Was würden Sie Kommunen empfehlen, die den Ausbau von PV-Freiflächen in ihrem Gebiet stärker vorantreiben möchten? Was könnten und sollten sie tun? Auf was sollten sie achten – auch im Hinblick auf die Akzeptanz solcher Anlagen bei den Bürger*innen vor Ort?

  • Die Rahmenbedingungen für PV-Freiflächenanlagen sind gut in RLP, aber die Komplexität erfordert eine umfassende Planung unter Einbeziehung aller Handlungsmöglichkeiten.
  • Transparenz im Verfahren und proaktive Herangehensweise an die Lösung möglicher Konflikte ist zentral.
  • Die Rolle der Kommune ist von Beginn bis Ende essentiell: Sie sollte für ihr Gebiet ein klares Standortkonzept entwickeln und eine klare Vorstellung davon haben, wo und wie sie solche Projekte umsetzten möchte.
  • Eine unmittelbare Bürgerbeteiligung ist wichtig und wird auch von uns unterstützt.

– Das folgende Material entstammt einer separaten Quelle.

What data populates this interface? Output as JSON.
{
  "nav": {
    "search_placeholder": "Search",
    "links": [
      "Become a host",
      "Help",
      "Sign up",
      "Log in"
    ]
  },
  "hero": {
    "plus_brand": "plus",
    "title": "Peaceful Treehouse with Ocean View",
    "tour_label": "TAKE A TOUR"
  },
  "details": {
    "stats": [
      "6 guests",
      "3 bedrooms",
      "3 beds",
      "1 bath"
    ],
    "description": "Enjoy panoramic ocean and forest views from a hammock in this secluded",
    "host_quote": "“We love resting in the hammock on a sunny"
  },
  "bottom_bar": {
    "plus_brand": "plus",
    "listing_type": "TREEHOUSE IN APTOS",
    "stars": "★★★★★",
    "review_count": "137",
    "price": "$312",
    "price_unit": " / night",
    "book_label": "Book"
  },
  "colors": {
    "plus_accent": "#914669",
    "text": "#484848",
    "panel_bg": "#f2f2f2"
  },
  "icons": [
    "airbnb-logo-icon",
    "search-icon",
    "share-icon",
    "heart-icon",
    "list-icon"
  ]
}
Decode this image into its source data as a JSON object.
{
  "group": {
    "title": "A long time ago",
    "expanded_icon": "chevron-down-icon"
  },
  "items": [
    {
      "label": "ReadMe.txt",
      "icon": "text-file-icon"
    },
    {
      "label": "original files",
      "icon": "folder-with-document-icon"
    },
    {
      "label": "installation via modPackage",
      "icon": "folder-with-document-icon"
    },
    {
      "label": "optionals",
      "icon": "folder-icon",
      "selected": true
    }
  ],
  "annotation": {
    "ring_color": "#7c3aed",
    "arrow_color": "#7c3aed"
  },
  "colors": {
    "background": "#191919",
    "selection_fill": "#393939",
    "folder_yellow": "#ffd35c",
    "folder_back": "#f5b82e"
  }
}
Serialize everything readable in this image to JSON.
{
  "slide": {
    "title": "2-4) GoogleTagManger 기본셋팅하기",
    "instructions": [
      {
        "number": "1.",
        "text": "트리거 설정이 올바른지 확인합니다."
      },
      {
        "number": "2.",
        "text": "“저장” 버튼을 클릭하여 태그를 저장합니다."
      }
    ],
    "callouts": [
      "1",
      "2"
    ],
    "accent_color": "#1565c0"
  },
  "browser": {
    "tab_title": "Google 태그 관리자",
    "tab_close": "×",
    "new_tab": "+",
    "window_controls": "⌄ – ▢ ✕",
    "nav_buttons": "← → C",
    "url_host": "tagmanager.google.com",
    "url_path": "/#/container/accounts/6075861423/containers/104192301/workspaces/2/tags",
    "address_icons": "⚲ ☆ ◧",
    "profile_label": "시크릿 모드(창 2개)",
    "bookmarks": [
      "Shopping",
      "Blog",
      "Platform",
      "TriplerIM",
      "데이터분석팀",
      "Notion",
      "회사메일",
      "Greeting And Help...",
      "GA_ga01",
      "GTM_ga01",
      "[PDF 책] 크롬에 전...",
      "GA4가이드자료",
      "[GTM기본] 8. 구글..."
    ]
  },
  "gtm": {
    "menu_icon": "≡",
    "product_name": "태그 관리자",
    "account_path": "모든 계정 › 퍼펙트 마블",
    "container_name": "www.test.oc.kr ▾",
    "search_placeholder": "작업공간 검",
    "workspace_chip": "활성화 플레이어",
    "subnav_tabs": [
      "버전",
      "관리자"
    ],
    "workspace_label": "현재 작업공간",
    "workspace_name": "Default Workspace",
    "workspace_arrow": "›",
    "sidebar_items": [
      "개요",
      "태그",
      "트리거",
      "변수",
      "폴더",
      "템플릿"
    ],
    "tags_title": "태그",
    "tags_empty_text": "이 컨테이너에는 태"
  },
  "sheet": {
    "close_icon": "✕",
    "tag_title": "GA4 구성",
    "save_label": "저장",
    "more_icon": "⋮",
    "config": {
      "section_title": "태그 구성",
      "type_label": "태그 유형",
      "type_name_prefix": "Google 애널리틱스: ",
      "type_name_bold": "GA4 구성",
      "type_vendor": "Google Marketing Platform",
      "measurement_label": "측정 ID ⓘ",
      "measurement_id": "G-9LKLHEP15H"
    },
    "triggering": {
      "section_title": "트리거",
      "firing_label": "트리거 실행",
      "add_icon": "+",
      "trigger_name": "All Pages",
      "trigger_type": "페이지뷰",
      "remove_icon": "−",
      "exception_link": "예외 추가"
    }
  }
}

Abschließend: PV-Freiflächenanlagen werden eine entscheidende Rolle beim Ausbau der Erneuerbaren Energie spielen, deshalb ist es wichtig, die Entwicklung und Gestaltung der Anlagen proaktiv zu begleiten! Die Einhegung solcher Anlagen kann, im Hinblick auf das konkrete Bild vor Ort, sehr förderlich sein. Eg gibt hierzu sehr gute Natur-und Artenschutzrechtliche Leitfäden.

 


Wir bedanken uns bei Herrn Dr. Tobias Büttner für das Interview.